On some occasions during the loading of the glide capsule, the donor lenticule may bunch up or adopt a “W”-shaped fold as it is pulled into the glide capsule. This occurs when the sides of the graft do not adequately curl upwards along the inner walls of the capsule, as can happen if the graft is pulled inward too rapidly, if the capsule is not adequately lubricated with BSS, or in very thin grafts. To reduce this occurrence, the use of a BSS cannula or Sinskey hook is recommended in all cases to facilitate the coiling; gentle upward strokes of the stromal sides of the graft will encourage the upward coiling motion along the inner walls of the capsule. In the related situation where the posterior end of the graft folds inwards, forming a “W” configuration, this posterior edge may be grasped at the stromal edge with microforceps to stretch out the graft and prevent the fold. This 2-handed technique is also useful for reversing the pull-through (ie, a graft that initially does not coil appropriately may be gently pulled out slowly, and reinserted).

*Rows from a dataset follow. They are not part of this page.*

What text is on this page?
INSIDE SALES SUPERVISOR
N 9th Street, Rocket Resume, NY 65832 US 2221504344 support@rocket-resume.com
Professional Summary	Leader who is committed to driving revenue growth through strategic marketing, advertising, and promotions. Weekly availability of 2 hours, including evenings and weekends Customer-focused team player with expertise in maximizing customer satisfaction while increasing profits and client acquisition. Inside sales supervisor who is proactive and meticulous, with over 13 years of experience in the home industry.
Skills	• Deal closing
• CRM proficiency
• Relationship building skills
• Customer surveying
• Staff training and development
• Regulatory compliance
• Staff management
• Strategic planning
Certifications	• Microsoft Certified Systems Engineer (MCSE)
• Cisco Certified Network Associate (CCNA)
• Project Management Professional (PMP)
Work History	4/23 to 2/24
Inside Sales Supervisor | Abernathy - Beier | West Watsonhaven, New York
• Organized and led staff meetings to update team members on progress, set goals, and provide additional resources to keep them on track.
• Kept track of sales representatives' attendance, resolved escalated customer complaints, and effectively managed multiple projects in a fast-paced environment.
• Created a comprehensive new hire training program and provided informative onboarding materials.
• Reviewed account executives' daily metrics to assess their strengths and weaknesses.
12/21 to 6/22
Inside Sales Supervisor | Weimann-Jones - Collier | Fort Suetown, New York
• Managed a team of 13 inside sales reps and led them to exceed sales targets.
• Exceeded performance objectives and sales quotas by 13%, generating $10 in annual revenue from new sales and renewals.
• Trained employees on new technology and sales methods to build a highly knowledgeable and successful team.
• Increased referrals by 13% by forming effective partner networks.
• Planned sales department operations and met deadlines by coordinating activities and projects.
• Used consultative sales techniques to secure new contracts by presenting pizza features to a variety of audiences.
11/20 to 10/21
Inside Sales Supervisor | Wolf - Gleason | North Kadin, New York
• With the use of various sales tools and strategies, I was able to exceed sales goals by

With regard to graft uncoiling in the AC, this will always occur when the graft is freed of the constraints of the EndoGlide, but full uncoiling may not be complete or instantaneous. If there is obstruction by the underlying iris, then increasing the flow of BSS from the AC maintainer (while still holding onto the graft) often results in complete uncoiling. It should be noted that placement of the AC maintainer should be made such that the infusion is directed away from the center of the AC, as direct infusion against the coiled graft will actually impede uncoiling. Other useful techniques to complete uncoiling include moving the graft to and fro with the placement forceps, or gentle stroking of the graft through the recipient corneal surface.